Animitas by Christian Boltanski. Image courtesy of Jupiter Artland
Animitas by Christian Boltanski. Image courtesy of Jupiter Artland

Boltanski's bells and heartbeats come to Edinburgh

The 71-year-old French artist will install a trio of beautiful, spooky artworks in Scotland later this month

What kind of a person erects a wayside shrine dedicated to themselves? A person like Christian Boltanski, that's who. The 71-year-old French artist is, as we explain in our Contemporary Artist Series book on him, an artist who often creates autobiographical works which induce “a sense of hushed wonder and a poignant evocation of loss.”

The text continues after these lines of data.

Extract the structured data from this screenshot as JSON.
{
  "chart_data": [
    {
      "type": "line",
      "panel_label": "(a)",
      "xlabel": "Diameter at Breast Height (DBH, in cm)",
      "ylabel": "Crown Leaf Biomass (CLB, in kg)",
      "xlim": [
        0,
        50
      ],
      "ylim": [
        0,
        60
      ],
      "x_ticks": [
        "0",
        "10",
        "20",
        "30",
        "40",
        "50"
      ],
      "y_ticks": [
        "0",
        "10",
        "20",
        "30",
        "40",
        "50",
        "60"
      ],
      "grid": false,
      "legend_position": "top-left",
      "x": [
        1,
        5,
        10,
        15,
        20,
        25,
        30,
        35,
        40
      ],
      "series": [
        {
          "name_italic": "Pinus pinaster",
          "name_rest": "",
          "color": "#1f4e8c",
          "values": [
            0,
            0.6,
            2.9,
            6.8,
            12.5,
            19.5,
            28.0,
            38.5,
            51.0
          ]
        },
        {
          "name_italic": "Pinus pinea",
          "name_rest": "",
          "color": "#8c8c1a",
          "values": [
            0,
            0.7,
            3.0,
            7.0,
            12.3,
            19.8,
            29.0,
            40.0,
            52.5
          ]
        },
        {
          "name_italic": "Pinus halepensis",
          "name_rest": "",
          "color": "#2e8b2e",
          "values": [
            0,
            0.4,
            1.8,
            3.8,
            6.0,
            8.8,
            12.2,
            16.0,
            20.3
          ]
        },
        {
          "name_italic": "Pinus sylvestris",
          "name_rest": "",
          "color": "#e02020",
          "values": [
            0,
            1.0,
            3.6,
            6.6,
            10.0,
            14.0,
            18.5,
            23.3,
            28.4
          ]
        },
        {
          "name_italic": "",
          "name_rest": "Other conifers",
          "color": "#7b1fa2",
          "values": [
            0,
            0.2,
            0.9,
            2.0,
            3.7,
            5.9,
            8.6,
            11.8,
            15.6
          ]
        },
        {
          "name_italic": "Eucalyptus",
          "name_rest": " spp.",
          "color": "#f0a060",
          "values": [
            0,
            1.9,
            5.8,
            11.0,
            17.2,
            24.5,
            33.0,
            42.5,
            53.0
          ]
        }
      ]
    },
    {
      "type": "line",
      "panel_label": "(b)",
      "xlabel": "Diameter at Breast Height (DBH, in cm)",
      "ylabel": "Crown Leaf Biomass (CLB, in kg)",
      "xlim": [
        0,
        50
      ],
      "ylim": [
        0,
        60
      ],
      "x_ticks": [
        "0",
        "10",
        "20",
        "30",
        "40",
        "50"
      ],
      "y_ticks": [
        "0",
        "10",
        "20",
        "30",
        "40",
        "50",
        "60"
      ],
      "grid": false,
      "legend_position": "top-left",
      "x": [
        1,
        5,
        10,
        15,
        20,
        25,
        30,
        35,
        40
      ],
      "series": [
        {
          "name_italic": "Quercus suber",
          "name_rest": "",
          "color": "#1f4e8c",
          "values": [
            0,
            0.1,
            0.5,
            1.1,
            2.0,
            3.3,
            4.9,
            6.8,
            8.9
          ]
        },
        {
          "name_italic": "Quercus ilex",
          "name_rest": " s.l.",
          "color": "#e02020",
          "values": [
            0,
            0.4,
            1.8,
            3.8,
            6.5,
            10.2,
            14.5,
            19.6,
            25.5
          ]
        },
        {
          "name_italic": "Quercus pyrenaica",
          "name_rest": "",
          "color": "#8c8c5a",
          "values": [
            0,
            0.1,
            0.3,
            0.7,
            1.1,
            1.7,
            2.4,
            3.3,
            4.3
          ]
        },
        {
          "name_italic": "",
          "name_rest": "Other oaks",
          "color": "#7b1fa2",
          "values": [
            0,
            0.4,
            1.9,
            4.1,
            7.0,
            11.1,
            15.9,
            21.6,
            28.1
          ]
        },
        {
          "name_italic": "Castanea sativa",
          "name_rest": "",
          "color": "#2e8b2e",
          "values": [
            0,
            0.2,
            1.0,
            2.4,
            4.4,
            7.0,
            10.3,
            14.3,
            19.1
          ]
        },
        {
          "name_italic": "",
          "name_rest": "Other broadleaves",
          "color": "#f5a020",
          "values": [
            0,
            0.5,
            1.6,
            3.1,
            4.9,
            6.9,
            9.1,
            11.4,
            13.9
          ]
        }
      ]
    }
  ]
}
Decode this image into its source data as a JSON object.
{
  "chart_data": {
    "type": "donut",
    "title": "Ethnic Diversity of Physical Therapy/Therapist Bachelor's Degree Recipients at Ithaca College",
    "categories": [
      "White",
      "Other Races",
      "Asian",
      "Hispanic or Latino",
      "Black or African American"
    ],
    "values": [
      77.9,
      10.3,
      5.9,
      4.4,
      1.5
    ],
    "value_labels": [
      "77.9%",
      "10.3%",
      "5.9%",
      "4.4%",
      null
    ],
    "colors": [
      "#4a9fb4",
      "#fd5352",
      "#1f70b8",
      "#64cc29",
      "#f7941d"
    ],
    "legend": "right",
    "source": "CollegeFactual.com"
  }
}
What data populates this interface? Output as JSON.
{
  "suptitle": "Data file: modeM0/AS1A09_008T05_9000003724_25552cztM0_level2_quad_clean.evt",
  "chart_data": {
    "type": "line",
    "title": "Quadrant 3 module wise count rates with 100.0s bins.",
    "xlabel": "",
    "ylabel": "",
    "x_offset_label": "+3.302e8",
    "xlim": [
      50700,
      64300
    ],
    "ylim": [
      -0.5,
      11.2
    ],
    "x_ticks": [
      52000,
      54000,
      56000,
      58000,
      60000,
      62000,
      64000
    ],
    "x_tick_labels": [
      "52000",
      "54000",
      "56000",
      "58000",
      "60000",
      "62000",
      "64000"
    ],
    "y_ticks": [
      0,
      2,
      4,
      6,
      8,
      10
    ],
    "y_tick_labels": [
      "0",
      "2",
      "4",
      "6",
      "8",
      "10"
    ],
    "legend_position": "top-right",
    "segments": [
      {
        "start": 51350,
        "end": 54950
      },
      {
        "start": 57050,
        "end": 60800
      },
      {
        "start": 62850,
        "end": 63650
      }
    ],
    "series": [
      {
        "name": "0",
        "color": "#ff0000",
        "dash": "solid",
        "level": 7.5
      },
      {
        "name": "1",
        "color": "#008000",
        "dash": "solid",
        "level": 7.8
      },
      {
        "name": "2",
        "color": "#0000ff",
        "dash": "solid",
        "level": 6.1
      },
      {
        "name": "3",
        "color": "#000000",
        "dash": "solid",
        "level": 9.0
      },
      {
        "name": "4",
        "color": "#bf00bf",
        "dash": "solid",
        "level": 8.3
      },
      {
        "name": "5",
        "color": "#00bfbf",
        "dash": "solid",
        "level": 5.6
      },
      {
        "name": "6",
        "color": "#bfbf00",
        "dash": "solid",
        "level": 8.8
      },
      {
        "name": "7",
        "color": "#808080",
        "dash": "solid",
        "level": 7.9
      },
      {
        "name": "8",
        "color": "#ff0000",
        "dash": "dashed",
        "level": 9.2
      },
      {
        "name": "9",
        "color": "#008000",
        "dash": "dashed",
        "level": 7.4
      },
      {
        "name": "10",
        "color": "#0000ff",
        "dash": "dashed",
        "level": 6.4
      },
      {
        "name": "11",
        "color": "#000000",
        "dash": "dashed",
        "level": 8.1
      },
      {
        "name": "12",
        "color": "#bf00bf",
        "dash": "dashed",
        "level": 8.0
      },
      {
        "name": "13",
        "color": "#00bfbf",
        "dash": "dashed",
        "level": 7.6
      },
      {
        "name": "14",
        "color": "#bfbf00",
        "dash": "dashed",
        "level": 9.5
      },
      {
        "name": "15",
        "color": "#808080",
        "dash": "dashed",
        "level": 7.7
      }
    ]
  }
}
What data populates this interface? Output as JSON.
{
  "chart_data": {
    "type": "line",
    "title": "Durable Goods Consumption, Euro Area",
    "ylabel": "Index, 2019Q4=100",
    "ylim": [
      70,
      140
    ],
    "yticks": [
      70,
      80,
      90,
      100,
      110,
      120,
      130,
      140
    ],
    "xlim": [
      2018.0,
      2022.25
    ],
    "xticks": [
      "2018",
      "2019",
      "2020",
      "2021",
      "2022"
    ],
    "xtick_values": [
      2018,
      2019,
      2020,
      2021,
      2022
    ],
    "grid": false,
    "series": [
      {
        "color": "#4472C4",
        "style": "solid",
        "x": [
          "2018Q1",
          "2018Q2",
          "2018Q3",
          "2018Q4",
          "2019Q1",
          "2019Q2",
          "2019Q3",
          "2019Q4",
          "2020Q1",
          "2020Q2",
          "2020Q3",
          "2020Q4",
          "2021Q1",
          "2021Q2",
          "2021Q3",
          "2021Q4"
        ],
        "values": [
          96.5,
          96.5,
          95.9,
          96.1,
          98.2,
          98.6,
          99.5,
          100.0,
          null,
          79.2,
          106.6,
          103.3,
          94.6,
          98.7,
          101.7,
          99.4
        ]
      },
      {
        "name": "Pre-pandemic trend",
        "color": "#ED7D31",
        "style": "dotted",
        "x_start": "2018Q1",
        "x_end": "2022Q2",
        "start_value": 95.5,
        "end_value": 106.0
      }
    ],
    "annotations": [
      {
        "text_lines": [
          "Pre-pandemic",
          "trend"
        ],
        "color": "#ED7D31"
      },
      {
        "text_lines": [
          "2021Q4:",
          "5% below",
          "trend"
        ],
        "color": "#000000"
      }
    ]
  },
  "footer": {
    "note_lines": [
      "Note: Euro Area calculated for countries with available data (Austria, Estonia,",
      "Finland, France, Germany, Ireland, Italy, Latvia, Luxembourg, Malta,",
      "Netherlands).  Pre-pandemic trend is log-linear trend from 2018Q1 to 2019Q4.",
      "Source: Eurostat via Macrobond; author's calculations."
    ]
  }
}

Nowhere is this sense more apparent than in his Animitas works. In 2014 Boltanski installed a series of Japanese bells on rods in Chile’s Atacama Desert, naming the piece Animitas after the Chilean word for wayside shrine. This deserted spot held both historic and aesthetic significance -  it’s a wonderful place to sit and watch the stars but, on a darker level, during the 1970s General Pinochet imprisoned many of political opponents here.

Boltanski’s bell rods are rooted into the ground to reproduce the arrangement of the stars on the night that he was born: 6 September 1944. When the bells chime, they create, says the artist, “music of the souls.”

 

Theatre d’ombres by Christian Boltanski. Image courtesy of Jupiter Artland
Theatre d’ombres by Christian Boltanski. Image courtesy of Jupiter Artland

Since 2014, Boltanski has created other Animitas elsewhere, and, later this month, brings the soulful bells and rods to an island in a duck pond at Jupiter Artland, a sculpture park on the outskirts of Edinburgh.

The Edinburgh Animitas will open as a permanent work on 30 July, in time for the Edinburgh festival, and will be accompanied by two temporary works. Boltanski’s Les Archives du Coeur or Heart Archives, will go on show; this is a collection of heartbeat recordings that the artist has been collecting for the past eight years.

Boltanski sees these simple recordings as “little memories”, which capture and preserve something of the fragility of human life. The recordings themselves are archived on the Japanese island of Teshima. However, visitors to the Edinburgh show can listen to some of his recordings, and even submit their own heart recording.

 

Christian Boltanski
Christian Boltanski

Jupiter Artland will also display Theatre d’ombres: a spooky, sculptural shadow show which the artist has been working on since 1984. Its flickering forms, like the artist’s bells and heart recordings, have a deathly aspect, but also an affecting beauty.